By JONAS ALPASAN
MANILA – Health advocates expressed disappointment over the Supreme Court decision denying their petition for a proactive mass testing and effective contact tracing as the Philippine government continues to grapple with COVID-19.
In a resolution dated Sept. 1, the Supreme Court denied the plea of health advocates to compel government institutions to conduct proactive mass testing, efficient contact tracing and isolation, and effective treatment of positive cases. The petition was filed over a month ago, amid what petitioners described as “glaring shortcomings and failures of the Duterte government’s Covid-19 response.”
“We cannot accept the Court’s reasoning that it is barred from compelling the executive to protect the people’s right to health ‘in a certain way or to a certain degree’ and ‘no matter how dire the emergency’ when it is obvious that the current response is a huge failure and places our people’s health and safety in peril. Resorting to such technicalities to avoid the Court’s duty to uphold the people’s rights is a great disservice,” said Citizens Urgent Response to End Covid-19 Spokesperson Judy Taguiwalo.
Taguiwalo, also former social welfare secretary and staunch women’s rights advocate, is among the petitioners.
As it stands, the country is nearly at a 300,000-mark of confirmed COVID-19 cases. For the past days, the country’s health department reported new cases between 3,000 to 4,000 daily.

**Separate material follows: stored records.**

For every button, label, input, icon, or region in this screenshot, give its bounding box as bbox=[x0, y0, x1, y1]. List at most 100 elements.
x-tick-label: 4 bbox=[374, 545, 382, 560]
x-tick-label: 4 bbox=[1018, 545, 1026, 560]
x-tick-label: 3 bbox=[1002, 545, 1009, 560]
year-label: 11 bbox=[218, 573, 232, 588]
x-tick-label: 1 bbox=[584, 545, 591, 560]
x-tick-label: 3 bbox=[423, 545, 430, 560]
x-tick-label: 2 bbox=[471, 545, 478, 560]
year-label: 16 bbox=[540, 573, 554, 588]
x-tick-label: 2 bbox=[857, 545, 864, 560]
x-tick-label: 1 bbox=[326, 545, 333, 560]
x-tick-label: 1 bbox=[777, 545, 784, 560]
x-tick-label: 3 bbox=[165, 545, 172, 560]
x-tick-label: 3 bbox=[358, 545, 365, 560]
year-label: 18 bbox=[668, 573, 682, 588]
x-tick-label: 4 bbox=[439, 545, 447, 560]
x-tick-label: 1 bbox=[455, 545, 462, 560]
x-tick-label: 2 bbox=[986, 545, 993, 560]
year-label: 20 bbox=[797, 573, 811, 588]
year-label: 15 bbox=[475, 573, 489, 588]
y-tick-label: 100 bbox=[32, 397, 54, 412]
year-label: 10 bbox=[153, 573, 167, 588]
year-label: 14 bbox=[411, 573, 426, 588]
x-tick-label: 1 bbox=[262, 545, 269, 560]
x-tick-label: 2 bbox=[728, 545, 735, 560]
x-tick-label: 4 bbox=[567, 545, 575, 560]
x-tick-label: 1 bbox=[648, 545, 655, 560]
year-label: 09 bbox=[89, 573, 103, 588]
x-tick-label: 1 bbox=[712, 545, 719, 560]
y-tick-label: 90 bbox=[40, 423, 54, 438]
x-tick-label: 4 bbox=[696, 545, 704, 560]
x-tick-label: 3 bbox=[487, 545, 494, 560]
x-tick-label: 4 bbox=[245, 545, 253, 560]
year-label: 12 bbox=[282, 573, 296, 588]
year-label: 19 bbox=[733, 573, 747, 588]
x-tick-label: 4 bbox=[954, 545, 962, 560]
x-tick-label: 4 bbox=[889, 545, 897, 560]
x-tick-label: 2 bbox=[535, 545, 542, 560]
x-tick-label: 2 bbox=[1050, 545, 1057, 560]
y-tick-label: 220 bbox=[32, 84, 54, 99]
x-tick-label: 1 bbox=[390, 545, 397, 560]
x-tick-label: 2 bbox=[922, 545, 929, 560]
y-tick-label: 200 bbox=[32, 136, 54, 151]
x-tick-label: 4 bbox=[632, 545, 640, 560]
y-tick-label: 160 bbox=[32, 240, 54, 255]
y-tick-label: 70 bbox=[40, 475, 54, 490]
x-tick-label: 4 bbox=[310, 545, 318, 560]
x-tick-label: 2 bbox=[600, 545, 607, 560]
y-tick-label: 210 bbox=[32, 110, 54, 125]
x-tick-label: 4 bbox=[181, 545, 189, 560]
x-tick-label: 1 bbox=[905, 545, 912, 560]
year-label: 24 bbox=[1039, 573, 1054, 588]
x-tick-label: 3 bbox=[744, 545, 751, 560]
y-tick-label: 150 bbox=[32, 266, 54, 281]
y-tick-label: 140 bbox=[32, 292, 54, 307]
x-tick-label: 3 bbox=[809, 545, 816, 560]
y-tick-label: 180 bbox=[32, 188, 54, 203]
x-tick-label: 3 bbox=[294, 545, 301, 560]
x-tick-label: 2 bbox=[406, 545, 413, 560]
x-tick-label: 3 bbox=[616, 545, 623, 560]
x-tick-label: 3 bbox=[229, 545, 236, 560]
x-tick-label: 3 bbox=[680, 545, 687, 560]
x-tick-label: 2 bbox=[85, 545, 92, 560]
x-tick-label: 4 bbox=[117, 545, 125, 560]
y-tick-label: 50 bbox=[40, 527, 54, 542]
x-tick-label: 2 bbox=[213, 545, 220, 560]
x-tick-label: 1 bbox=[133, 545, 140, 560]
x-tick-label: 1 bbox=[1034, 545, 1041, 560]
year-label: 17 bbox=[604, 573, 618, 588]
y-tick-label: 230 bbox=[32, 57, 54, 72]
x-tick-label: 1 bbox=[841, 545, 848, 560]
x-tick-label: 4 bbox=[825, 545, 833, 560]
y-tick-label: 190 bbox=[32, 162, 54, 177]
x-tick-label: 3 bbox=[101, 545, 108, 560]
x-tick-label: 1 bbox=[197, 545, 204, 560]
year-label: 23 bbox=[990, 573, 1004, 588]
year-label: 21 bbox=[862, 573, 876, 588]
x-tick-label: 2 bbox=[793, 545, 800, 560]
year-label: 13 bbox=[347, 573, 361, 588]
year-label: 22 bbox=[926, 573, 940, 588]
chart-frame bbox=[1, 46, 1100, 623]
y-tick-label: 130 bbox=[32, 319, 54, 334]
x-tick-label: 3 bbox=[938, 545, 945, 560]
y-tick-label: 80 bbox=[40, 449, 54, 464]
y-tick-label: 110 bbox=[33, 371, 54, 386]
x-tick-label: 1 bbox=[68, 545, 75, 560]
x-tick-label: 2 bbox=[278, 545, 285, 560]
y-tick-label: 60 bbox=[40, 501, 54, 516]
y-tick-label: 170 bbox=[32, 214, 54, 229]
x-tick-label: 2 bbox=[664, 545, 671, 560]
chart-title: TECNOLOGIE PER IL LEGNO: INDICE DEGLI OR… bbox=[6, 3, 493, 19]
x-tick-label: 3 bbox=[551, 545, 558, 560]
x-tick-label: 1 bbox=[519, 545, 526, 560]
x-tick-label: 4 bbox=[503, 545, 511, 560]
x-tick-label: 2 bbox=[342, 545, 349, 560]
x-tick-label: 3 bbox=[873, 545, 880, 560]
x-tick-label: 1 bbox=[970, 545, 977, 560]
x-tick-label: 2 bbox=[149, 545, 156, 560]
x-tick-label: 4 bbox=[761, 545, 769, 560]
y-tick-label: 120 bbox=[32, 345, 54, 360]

The Philippine government, too, six months into the lockdwon, has only started to systematize contact tracing. This despite the World Health Organization and many local and international health groups that have stressed the importance of contact tracing in breaking the chains of community transmission.
Health workers, meanwhile, continue to bear the brunt of combatting the deadly virus, enduring long working hours without adequate and enough protective gear and no hazard pay. At least 58 health workers have already died due to coronavirus.
Not the High Court’s job?
In its decision, the Supreme Court said the job of the court is to “say what the law is, not dictate how another branch of government should do its ob.”
“Without a demonstration that an official in the executive branch failed to perform a mandatory, nondiscretionary duty, courts have no authority to issue a writ of mandamus, no matter how dire the emergency,” the en banc decision read.
In his dissenting opinion, Justice Marvic Leonen said the petition warrants a comment from respondents as the ruling on these issues will have “a significant impact on the social, political, and economic life of the nation.”
While there is a doctrine of hierarchy of courts that serve as a filtering mechanism for petitions being sought before the high court, Leonen also stressed that this has relaxed when issues involved “are of transcendental importance, a case of first impression, with a time element that cannot be ignored, and that questions are dictated by public welfare.”
He also underscored that the information being prayed by petitioners are matters of public concern and are not exempted under the Philippine laws.
“Ultimately, then, petitioners assert a valid right – their right to information – that they say is being breached by respondents. This assertion, as with that of their right to health, only serves to bolster the grounds of their petition. At the very least, it merits a comment from respondents,” Leonen said in his dissenting opinion.
Dismissed on a technicality
Lawyers from the National Union of Peoples’ Lawyers – National Capital Region, who assisted the petitioners, said this decision will leave the people’s right to health and to information up in the air.
“The Resolution dashes hopes that our inept and negligent government will be compelled to do its constitutional duty to protect and respect the people’s rights to health and information. For the half year that we have been placed under quarantine, we have not seen significant improvements in mass testing, contract tracing and isolation,” the human rights lawyers group said.
While the decision, the lawyers group said, is regrettably based on a technicality, this “will not dispirit our clients and the communities and sectors they represent.”
They said, “We take inspiring consolation though in the erudite, extensive and compelling dissent that prudently recognized the transcendental import and implication of this case on the people, the nation and the justice system.”